The feasibility study enabled evaluation of several other important issues that arise during item translation and adaptation to different cultural contexts, e.g., in terms of using different monetary, length, or volume units. Results showed that performance on most items is comparable across languages even when they use different units of measurement. Also, responses were scored independently by two scorers, and an analyses of scorer agreement showed very adequate scoring reliability, suggesting that the scoring schemes and scoring instructions were well understood to scorers operating in two languages.

Further analyses revealed interesting patterns of correlations between respondents scores on some of the non-cognitive scales and their overall performance on Numeracy items.

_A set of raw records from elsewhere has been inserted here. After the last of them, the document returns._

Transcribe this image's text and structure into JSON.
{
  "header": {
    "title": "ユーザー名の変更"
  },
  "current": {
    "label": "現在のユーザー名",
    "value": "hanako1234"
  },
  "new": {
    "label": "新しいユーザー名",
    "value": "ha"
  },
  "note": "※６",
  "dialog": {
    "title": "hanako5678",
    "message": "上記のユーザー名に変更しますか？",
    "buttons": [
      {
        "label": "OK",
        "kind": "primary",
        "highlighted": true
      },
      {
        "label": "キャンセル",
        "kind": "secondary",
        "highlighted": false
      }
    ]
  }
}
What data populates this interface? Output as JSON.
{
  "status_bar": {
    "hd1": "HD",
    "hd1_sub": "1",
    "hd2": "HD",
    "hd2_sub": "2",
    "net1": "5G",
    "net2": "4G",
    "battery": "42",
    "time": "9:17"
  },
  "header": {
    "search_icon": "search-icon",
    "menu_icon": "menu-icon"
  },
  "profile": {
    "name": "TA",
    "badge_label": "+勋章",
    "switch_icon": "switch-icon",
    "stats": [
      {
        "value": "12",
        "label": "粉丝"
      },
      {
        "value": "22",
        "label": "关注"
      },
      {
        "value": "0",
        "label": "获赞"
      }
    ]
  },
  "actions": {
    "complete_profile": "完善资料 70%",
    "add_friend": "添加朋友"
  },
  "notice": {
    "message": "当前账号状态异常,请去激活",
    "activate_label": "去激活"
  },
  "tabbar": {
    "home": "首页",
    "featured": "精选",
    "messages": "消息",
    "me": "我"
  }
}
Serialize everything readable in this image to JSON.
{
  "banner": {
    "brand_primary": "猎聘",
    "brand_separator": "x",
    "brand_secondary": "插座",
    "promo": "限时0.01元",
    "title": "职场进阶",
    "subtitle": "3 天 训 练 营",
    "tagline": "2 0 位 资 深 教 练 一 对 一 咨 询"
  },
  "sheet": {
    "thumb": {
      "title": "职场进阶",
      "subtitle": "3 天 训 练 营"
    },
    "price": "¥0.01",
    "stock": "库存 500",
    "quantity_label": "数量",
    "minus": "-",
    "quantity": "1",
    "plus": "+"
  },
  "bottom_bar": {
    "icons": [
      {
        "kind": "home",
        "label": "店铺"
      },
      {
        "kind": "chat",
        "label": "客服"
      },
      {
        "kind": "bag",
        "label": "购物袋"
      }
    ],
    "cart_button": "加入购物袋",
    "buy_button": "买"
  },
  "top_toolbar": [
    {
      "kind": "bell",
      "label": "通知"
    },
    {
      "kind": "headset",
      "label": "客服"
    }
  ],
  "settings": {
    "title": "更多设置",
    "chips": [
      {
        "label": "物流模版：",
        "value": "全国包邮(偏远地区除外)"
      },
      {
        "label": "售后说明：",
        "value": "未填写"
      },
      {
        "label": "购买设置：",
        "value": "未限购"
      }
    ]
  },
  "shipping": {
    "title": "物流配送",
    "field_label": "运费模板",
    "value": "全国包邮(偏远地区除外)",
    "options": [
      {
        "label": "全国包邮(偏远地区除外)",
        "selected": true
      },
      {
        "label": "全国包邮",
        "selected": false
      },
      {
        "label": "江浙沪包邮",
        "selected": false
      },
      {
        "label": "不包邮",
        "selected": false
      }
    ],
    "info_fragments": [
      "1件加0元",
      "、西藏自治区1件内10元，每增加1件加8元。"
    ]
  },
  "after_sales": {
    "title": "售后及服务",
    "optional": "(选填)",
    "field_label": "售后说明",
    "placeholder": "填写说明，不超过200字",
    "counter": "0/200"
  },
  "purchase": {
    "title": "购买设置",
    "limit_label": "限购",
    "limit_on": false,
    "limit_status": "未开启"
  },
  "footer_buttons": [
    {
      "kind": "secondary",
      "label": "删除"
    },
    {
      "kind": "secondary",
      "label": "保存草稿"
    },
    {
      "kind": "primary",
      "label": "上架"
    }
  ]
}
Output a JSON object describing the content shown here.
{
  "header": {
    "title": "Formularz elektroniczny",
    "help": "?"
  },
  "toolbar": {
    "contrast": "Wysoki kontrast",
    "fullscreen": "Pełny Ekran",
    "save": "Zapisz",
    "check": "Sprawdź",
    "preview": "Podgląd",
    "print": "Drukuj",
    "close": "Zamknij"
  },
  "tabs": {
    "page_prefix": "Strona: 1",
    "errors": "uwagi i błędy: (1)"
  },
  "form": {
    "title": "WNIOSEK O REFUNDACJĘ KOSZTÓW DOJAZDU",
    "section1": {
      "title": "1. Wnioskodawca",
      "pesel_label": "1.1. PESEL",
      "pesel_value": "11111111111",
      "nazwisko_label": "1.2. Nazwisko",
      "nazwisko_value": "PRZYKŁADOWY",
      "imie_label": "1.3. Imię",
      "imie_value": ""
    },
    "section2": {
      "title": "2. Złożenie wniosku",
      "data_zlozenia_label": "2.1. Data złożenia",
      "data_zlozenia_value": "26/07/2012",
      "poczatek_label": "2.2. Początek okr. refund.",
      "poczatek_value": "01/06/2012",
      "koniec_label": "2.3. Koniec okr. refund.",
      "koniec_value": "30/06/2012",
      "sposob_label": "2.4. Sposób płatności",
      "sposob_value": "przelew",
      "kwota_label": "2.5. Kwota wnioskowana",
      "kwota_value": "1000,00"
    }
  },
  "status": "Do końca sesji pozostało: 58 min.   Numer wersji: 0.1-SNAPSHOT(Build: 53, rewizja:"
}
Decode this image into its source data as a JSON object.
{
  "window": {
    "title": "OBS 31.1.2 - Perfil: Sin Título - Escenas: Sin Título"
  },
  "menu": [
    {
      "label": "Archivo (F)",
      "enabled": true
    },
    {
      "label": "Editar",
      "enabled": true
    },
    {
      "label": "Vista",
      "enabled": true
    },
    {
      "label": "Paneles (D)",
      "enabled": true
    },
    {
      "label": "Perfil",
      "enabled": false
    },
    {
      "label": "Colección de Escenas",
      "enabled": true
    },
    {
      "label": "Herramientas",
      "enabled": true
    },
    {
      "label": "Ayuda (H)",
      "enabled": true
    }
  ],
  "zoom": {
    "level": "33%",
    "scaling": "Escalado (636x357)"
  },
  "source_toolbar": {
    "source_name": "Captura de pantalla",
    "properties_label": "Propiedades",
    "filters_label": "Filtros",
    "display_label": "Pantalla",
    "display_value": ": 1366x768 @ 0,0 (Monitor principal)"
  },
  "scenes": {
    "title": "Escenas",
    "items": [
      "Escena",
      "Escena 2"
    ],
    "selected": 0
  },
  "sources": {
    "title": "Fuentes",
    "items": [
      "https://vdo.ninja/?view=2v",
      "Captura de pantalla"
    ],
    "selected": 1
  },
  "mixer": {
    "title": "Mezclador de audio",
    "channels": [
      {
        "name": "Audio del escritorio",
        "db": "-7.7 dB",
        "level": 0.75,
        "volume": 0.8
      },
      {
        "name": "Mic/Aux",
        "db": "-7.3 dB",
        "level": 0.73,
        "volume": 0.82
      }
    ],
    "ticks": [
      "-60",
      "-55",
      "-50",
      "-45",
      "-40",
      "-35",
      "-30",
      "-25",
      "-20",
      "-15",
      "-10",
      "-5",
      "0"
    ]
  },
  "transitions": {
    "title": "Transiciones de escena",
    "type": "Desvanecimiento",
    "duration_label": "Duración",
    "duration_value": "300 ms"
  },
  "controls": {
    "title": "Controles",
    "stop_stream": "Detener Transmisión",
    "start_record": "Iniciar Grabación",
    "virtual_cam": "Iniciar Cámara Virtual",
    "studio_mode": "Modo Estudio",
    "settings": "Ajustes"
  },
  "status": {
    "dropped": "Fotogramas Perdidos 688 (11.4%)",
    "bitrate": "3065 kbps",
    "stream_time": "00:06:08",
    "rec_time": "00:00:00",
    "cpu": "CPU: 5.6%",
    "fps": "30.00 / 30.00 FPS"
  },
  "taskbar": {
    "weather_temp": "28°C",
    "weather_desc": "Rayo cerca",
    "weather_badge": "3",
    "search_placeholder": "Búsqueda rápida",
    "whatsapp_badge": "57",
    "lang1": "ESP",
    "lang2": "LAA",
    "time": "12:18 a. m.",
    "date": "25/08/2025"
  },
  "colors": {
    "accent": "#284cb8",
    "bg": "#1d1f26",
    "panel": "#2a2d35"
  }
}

This suggested that some of the attitudinal and belief items can indeed be used to help in understanding cognitive performance.

Overall, 68 items out of the 80 items tested appeared to satisfy all selection criteria. For these 68 items, it was found that item difficulty (in terms of percent correct on an item) was highly correlated (r = -0.793) with predicted item complexity as determined during item development based on the factors outlined in Figure 2 and detailed in Appendix 2. This indicated that the complexity scheme could serve as a useful aid to inform the direction in which features of new items should be varied so as to reach a pre-determined or desired level of difficulty. The detailed scheme included in the appendix is a refinement of the original and continues to represent work in progress. Because of the recursive nature of the testing of this scheme (e.g., the same individuals wrote the scheme and rated the complexity of items), caution should be exercised in further interpretive use of the present version; further refinement and validation work is necessary.

External review. As part of work at this stage, the conceptual framework and some sample items were sent for review and comment by a panel of 16 experts from 9 countries. The reviews highlighted that there is a range of conceptions regarding the terrain covered by the term "numeracy", as expected in light of the conceptual analysis summarized in Part A. Nonetheless, the reviews overall supported the conceptual framework for Numeracy assessment developed for the ALL project, and endorsed the approach to item production described earlier in this section.

7.2 Stage 2 (1999-2000): Additional item production, second feasibility study

Following the successful completion of Stage 1, additional items were contributed by experts from four countries: Austria, the Czech Republic, Hungary, and Sweden, in order to enrich the pool of Numeracy items and increase its cultural diversity. Some of these items were selected and adapted by the Numeracy team in order to fit the item production grid and the item development principles.